I find this situation utterly ridiculous.

Why should our military personnel have to be put on a wait-list for child care through the military, forced to struggle with finding limited private child care elsewhere?

According to the USO (United Service Organizations), women have been allowed to serve as full, permanent members of all branches of the military since 1948, when President Harry S. Truman signed the Women’s Armed Services Integration Act. There were restrictions on their service, one being that if they got pregnant, they could be automatically discharged.

While automatic discharge for pregnancy is no longer the case and the military provides quite a bit of leave for new parents, this lack of child care once the parents return to work should have been addressed long ago.

Frankly, it should have been addressed prior to 1948, when women were finally allowed to join the military. Even though only men could serve prior to this, the military made no bones about the fact that they wanted young, healthy men in their twenties … the prime age for people to become parents. Of course, the assumption was that only men went to work and women stayed home to take care of the children, with the military benefiting from this arrangement because the heads of the Armed Services didn’t really have to consider a man’s family. They could send him anywhere and how it affected the man’s family or his relationship with his family was no concern of theirs.

Setting aside how damaging this was personally for soldiers and sailors and their families over the entire course of the military’s history in the United States, it’s not good for the military either. Pretending that a man’s family didn’t matter was a giant blind-spot in providing the support he needed to effectively serve. If a man was worried about how his family was getting along without him, he wasn’t going to be able to stay focused on his duties. Once women started working outside the home en masse, including in the military, the lack of reliable child care for soldiers and sailors put added pressures on military families.

Though the military does address child care in some fashion for families (see this page on Military OneSource for child care options), the fact that there is a long waiting list for new parents means that what is being offered is not adequate.

There’s a simple solution to this lack of child care for those in the military: Create a child care rating in each branch of service.

A rating is simply the military’s word for a specific job description.
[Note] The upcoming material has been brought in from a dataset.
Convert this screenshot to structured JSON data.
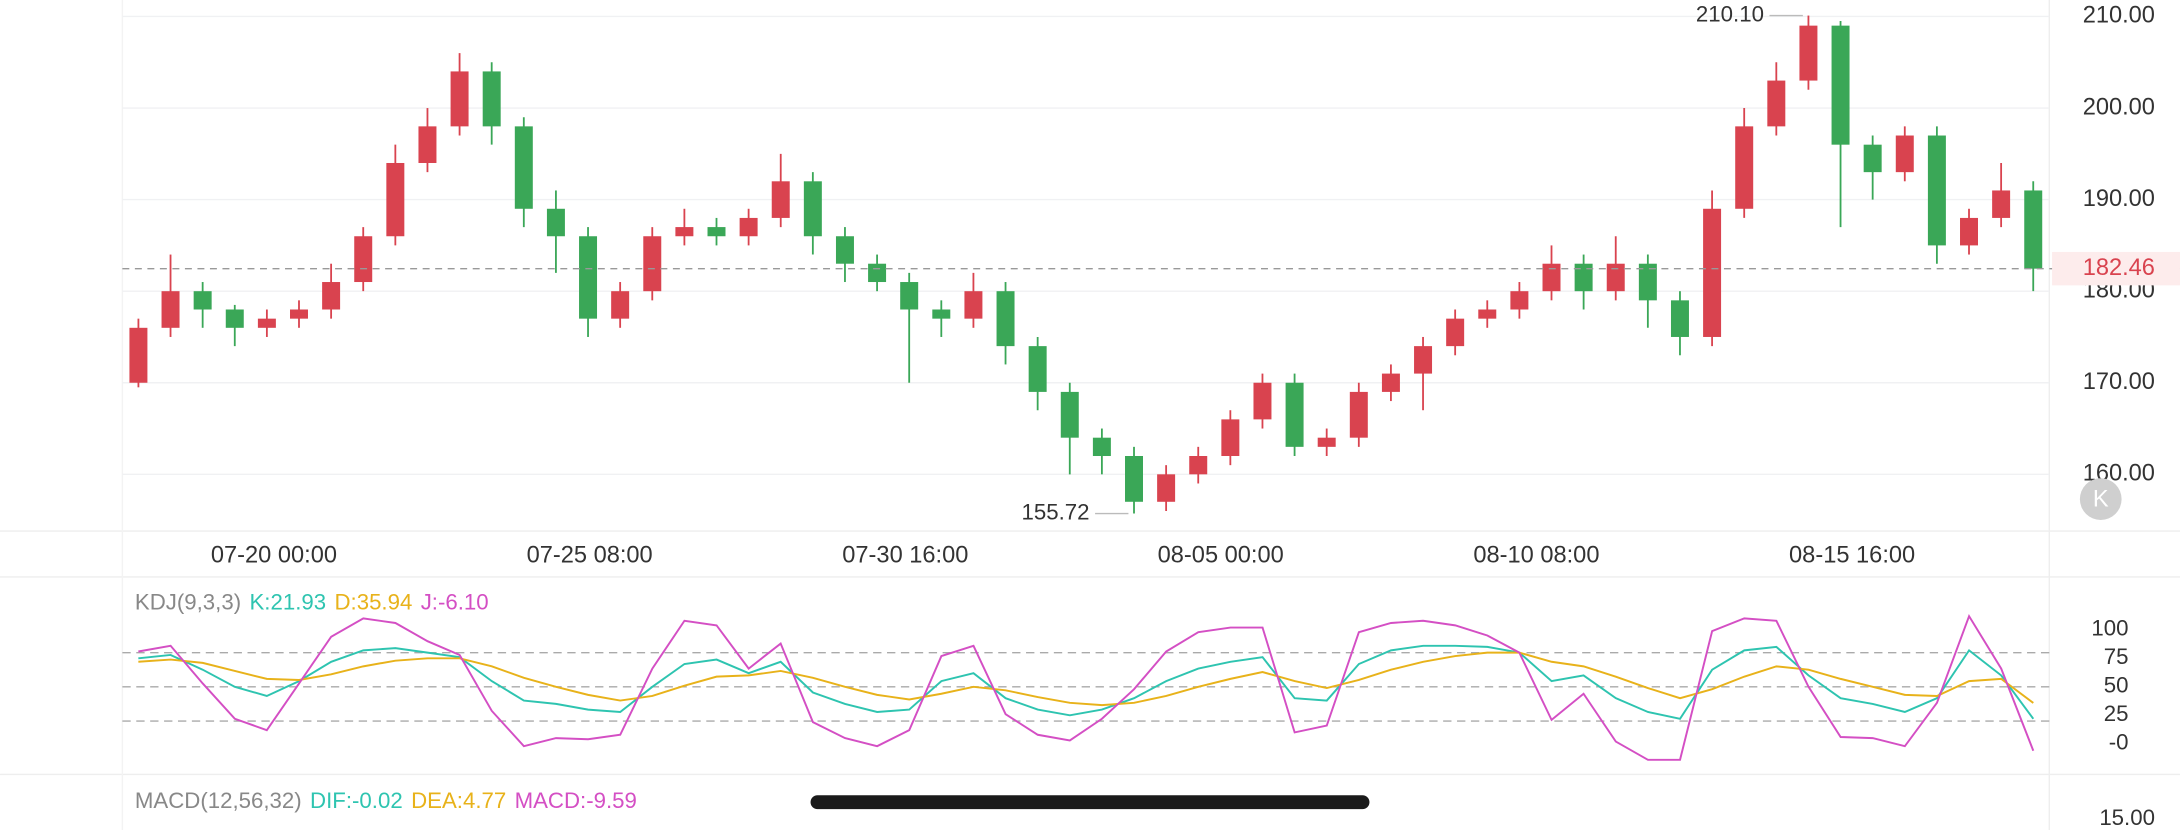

We often think of jobs in the military related to fighting wars, like a Gunner’s mate or sonar technician in the Navy, but there are all sorts of ratings that are support positions. Soldiers and sailors can’t fight without eating, so there are ratings related to culinary positions. There are also medical ratings and ratings for various administrative and construction roles. (See List of United States Navy ratings from Wikipedia.)

The Navy even has a rating for musicians. If the Navy understands that music is so important to sailors that it has created a rating just for musicians, why hasn’t the Navy or the other branches figured this out for child care?

In assigning soldiers and sailors to the child care rating, I wouldn’t default to having only women perform this duty. Men, transgender, and gender-fluid people should be represented in the rating, as well, so that children have the benefit of a variety of caregivers. And if there is any pushback from soldiers or sailors about child care being an “easy” duty, whoever makes such wisecracks should have to assist with these duties. They would soon figure out it isn’t so easy keeping infants and young children safe, fed, clean and happy. (Seriously, infants can be tougher taskmasters than generals or admirals.)

It is well past time to add a child care rating to the military. We can and should do better in supporting military families.